Ich wollte mir „Romeos“ ansehen, einen Panorama-Film über Transgender-Jugendliche. Normalerweise, wenn keine Berlinale herrscht, würde ich das wahrscheinlich nicht tun. Ich respektiere diese Gruppe, aber weil ich weder jugendlich bin noch transgender noch jemanden näher kenne, der Letzteres ist, wäre ich nicht ausreichend motiviert, obwohl ich weiß, dass man sich für alles interessieren muss. Alle wollen, dass man sich immer für alles interessiert. Ich schaffe es einfach nicht. Aber bei einer Berlinale tut man es. Der Transgender-Film war dann völlig überfüllt, ich kam nicht hinein und war ein bisschen beleidigt. Obwohl das die falsche Haltung ist.

Ich bin, statt in den Gender-Blockbuster, einfach nach dem Zufallsprinzip in irgendein Kino gegangen, es lief ein italienischer Film über einen Rentner, der gerne eine Freundin gehabt hätte, aber seine 95-jährige Mutter lässt es nicht zu. Ein Film über ein typisches Problem der alternden Gesellschaft, das hätte mich ansprechen müssen, es war aber sterbenslangweilig. Wenn ich mich langweile, ziehe ich immer meine Uhr aus und spiele damit. Nach 30 Minuten verließ ich das Kino. Draußen stellte ich fest, dass ich die Uhr im Kino vergessen hatte.
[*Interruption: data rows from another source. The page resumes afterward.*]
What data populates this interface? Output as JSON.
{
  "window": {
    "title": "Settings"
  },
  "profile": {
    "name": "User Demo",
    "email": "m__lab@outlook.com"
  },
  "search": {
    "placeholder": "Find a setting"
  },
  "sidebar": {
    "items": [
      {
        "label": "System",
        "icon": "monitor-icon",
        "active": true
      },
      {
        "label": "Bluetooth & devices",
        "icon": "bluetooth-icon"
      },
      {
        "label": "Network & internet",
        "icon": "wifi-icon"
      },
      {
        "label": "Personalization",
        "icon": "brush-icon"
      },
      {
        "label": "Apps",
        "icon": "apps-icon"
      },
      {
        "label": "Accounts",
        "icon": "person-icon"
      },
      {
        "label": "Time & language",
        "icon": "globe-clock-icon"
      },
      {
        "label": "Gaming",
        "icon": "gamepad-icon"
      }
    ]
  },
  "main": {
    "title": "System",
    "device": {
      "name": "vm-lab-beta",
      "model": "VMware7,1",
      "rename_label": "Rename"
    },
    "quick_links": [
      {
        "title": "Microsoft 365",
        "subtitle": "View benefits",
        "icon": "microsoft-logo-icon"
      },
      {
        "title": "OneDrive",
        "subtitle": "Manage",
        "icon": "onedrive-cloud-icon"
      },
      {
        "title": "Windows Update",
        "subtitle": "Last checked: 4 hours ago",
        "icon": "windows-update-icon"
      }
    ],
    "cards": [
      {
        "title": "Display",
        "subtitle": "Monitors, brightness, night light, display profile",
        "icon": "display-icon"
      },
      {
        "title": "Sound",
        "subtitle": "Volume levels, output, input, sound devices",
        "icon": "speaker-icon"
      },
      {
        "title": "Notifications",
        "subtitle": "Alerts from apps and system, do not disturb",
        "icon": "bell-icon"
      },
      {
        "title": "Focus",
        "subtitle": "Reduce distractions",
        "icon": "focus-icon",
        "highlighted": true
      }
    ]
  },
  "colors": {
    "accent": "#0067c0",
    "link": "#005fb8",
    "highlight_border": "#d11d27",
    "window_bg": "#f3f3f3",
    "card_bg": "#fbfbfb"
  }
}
Ich stand vor dem Kino und wartete auf das Ende des Rentnerschicksals. Mir fiel auf, dass man bei jeder Berlinale dieselben Leute sieht, die jedes Mal ein Jahr älter sind. Es gibt zwei Arten des Alterns. Die einen verhutzeln, wie eine Pflaume, die an der Heizung liegt. Die anderen, darunter auch ich, gehen auf wie eine Dampfnudel. Leider verwandeln wir uns nicht in „Milch und Honig“, nicht mal in „Grünkohl mit Pinkel“, sondern in „Pflaumen und Dampfnudeln“. Dann war der Rentnerfilm zu Ende, die Uhr lag unter dem Sitz, und die Nacht war noch jung.